As far as I know, the encoded protobuf message does not contain the mapping from field numbers to field name. If we want to map the names in the key expression to actual values, we need a protobuf definition (descriptor). Then my question is that:

When we store a binary value (encoded protobuf message) into FDB, do we encode some type information to describe which Protobuf definition should be used for deserialization, such as type_id or type_definition_id in Cloudkit VLDB’18 paper? Otherwise, how do we know which record type does a given protobuf message belong to? :thinking:

Thanks,
Zhiyuan Dong

Ah, I see. Now I think I understand.

For a given RecordMetaData’s Protobuf record definition, there is exactly one record type, known as the “union descriptor”, that has one field for each top level record type in the database (see: https://foundationdb.github.io/fdb-record-layer/GettingStarted.html#protobuf-configuration). So, something like:

message RecordTypeOne { }
message RecordTypeTwo { }

message UnionDescriptor {
   option (com.apple.foundationdb.record.record).usage = UNION;
   RecordTypeOne _RecordTypeOne = 1;
   RecordTypeTwo _RecordTypeTwo = 2;
}

In this case, there are two types of records that the user may insert into a record store (RecordTypeOne and RecordTypeTwo), and the UnionDescriptor message is essentially “listing” those types.

The Record Layer then wraps all records in union descriptor messages, essentially treating it as a oneof. When data are serialized, the user hands a record to the Record Layer, and the Record Layer creates a union descriptor message and sets the appropriate field to the supplied record. Then it serializes that union descriptor message to the database. When it deserializes a record, it always first deserializes it into an instance of the union descriptor, and then it searches to see which field in the union descriptor is set. From there, it knows what type the record is from the union descriptor definition.

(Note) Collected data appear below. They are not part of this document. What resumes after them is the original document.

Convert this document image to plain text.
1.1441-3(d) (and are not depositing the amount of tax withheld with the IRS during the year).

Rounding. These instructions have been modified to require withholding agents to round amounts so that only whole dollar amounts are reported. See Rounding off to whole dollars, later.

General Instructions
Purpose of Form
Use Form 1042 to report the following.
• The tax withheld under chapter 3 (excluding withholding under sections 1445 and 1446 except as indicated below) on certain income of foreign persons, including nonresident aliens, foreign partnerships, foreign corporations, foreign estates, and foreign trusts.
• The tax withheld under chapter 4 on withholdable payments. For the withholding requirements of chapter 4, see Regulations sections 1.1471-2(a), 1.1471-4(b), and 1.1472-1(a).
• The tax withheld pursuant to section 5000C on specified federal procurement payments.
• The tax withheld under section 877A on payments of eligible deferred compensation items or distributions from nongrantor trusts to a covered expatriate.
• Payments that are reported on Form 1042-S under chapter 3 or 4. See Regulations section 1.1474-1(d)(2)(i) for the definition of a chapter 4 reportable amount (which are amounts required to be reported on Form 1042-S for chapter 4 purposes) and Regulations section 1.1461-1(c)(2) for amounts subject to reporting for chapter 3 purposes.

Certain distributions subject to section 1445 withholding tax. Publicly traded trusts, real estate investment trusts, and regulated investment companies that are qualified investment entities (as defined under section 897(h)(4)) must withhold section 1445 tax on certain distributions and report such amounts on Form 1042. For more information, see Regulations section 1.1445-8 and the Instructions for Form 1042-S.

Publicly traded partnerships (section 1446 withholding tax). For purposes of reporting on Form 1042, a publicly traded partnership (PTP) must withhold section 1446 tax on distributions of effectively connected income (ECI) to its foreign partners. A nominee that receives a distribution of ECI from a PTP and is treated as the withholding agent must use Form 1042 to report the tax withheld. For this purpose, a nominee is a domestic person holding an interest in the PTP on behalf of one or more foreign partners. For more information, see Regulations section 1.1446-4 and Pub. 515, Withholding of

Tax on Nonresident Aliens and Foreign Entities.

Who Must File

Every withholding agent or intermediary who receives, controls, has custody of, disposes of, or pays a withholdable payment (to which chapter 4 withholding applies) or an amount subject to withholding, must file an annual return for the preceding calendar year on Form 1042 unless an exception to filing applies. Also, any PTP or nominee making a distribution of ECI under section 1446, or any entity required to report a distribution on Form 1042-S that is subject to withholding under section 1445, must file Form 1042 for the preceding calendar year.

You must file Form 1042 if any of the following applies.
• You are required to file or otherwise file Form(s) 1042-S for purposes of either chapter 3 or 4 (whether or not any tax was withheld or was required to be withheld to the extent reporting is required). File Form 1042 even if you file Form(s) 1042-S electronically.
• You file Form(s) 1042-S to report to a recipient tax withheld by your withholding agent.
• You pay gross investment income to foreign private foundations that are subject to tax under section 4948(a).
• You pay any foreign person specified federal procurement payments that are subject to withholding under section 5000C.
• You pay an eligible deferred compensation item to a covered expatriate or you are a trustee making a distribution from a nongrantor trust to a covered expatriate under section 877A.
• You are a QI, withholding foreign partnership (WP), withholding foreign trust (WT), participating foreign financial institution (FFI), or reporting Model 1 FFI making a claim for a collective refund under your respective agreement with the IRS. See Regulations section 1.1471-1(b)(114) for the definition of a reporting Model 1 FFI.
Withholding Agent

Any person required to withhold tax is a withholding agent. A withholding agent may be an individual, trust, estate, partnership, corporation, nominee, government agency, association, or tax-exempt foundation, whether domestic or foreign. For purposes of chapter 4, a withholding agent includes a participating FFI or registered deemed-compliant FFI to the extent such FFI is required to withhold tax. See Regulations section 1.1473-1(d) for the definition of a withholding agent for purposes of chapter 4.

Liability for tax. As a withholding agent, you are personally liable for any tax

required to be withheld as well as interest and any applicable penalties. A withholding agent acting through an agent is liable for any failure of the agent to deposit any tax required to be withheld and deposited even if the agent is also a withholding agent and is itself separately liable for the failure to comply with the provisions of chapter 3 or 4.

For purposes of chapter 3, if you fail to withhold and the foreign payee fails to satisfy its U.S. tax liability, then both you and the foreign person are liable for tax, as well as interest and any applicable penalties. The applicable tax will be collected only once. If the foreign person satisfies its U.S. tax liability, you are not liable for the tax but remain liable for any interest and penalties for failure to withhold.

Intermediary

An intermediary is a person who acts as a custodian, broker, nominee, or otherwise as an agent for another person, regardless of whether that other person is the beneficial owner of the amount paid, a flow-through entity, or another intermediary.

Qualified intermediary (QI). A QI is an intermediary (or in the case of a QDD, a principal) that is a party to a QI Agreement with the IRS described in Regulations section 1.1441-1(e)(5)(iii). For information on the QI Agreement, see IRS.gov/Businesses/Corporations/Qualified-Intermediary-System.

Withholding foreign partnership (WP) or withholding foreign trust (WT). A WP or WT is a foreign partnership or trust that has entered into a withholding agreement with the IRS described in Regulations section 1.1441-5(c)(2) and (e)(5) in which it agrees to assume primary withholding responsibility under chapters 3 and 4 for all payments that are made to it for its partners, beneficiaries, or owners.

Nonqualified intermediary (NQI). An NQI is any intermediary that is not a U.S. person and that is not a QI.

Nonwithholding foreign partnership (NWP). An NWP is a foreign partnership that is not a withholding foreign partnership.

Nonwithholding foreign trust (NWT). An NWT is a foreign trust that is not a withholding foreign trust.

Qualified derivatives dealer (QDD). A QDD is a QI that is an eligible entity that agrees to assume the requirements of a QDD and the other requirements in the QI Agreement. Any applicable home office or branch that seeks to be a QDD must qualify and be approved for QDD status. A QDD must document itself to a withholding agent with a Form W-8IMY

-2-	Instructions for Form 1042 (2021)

So, even though the Record Layer allows the user to save a heterogenous set of records of various types into the database, they are always stored using as a homogenous set of union descriptors, and so the same Protobuf deserializer can be used for every record in the store.

(Note that because of how Protobuf serialization works, this essentially means that every record is assigned a “type number”, which is the field number of that record in the union descriptor message. Then the type number (and, less relevantly, the message length) is then stored with the message data, so an alternative approach would have been to have had each record type definition just take a type number, and then we could have concatenated the type number with the serialized Protobuf data for that type. We didn’t do that, partially because it’s easier to just let Protobuf handle that for us, but we did take advantage of the fact that there’s already a record type number when the recordType() key expression was created. That expression evaluates to some value that is guaranteed to be unique per record type (for a given meta-data definition), and by default, it’s the union descriptor field number for that record.)

(Also left out of this analysis is that in reality, you are allowed to have multiple fields in the union descriptor of the same type. At serialization time, the same field is consistently chosen based on some internal logic, and at deserialization time, it will look to see if any field is set and take the type from that field. But you can use this logic to do things like create a new field in the union descriptor every time you edit the record type, and then the field that’s used on any given record is essentially a record of what version of the record type was current at the time the record was written.)

Ah, I see.

I really appreciate your detailed reponses!!!